Yes. You should be able to reduce ∂$_{m}$r$_{m}$ to a number.

and for expressing it as a krockner delta is it just ∂$_{l}$r$_{i}$ = δ$_{li}$∂r?
Not quite. It's simpler than you wrote.

For the first thing, its just 1 right? And that's because the derivative of r with respect to r is just 1?

For the second... l has to equal i is what I am going to go with so does that mean that that portion is equal to 0? Or is that incorrect?

tiny-tim
Homework Helper
For the first thing, its just 1 right? And that's because the derivative of r with respect to r is just 1?
no, you can't differentiate wrt a vector

(and if you mean |r|, that isn't in your equation)

instead of ∂/∂r, try ∂/∂x or ∂/∂y or ∂/∂z

TSny
Homework Helper
Gold Member
What does the symbol $\partial_m$ stand for? It is a derivative with respect to something. What is the "something"?

oh... Okay then let me try again:

since r is x i + y j + z k when we take the divergence we get 3?

TSny
Homework Helper
Gold Member
since r is x i + y j + z k when we take the divergence we get 3?
Yes. Good.

1 person
Okay awesome (rather silly of me though)! Now for the second portion I am still lost. I am going to take a guess that it just equals 1 but I can't justify it to myself. Is that correct? and if it is why is it correct?

tiny-tim
Homework Helper
if you get confused, remember you can always write ∂mrn as ∂xn/∂xm

which equals … ?

well it would equal 1 only if the indices are equal so then is it equal to 3 also? (because of the y and z components)?

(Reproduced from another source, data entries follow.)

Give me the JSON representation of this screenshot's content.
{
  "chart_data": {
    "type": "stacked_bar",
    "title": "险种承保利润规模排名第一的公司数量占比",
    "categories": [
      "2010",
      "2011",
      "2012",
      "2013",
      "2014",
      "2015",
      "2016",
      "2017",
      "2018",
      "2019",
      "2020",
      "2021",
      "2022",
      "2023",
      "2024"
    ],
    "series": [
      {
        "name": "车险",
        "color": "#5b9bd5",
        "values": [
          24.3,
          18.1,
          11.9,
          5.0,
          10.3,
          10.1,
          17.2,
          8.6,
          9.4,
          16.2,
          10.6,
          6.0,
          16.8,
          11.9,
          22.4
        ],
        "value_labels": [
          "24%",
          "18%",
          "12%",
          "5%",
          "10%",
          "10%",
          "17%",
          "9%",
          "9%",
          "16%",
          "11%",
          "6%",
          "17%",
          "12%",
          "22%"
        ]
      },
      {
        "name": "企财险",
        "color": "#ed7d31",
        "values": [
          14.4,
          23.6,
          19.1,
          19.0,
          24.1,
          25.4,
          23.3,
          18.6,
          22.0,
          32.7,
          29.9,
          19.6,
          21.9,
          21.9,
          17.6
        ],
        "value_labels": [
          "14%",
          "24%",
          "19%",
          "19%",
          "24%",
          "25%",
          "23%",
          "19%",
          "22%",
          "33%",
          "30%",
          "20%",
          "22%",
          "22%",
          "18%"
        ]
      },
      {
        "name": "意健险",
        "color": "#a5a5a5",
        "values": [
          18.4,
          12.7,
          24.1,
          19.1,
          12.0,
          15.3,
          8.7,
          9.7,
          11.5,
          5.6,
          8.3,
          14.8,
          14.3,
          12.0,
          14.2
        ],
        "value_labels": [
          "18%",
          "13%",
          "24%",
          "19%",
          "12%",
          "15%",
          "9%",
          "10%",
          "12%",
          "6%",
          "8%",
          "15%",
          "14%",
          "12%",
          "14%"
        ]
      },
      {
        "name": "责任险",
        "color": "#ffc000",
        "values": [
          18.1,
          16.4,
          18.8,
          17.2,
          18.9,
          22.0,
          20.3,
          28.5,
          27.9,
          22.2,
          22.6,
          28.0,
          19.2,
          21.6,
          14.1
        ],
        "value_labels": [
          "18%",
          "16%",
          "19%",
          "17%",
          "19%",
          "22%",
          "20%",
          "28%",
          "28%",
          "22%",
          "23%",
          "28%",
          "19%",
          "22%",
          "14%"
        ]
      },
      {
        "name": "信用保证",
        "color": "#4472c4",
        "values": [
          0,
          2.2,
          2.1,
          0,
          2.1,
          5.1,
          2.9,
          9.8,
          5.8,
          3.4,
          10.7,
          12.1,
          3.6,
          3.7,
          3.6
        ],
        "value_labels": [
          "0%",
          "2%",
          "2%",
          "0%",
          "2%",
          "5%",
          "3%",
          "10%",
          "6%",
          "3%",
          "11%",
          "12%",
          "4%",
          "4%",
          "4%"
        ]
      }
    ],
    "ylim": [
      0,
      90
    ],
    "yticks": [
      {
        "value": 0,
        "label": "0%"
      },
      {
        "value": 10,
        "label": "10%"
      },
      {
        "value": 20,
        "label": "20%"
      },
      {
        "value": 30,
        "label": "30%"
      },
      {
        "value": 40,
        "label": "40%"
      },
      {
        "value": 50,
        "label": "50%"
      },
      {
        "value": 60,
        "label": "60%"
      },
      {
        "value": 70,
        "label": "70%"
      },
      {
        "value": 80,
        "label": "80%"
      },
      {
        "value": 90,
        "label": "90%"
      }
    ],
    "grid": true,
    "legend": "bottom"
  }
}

edit: looking only at the x component the indicies are summed to 3 so for the x component is it equal to 3?

tiny-tim
Homework Helper
well it would equal 1 only if the indices are equal …
hold it there!

so (for fixed m and n) ∂xn/∂xm = … ?

Right we don't have a repeated index

that would then = 0 because you are looking at different components correct?

tiny-tim
Homework Helper
∂xn/∂xm = δmn

1 person
hm. I can see how that works now but do you think you can explain that a little further if possible?

Also that means then I have this left with the appropriate substituitons:
$\frac{1}{2}$[3B$_{0i}$ - B$_{0l}$δ$_{li}$]

so then δ$_{li}$] = 1 only if l = i or 0 if l ≠ i

changing indicies

$\frac{1}{2}$[3B$_{0i}$ - B$_{0i}$δ(1)]

so then B = B$_{0}$

and that's it correct?

Thank you by the way guys for your help. I am very glad you didn't just give me the answers and helped me along even if it was a little silly in hindsight!

tiny-tim
Homework Helper
… B$_{0l}$δ$_{li}$

changing indicies

…B$_{0i}$δ(1)]
once you've used the δ to change the indices, the δ disappears

B$_{0l}$δ$_{li}$ = B0i

(oh, and i forgot to mention: your "B =" on the LHS of all your equations should have been "Bi = " )

Oh that was a mistake I knew that but thank you. You have been a wonderful help!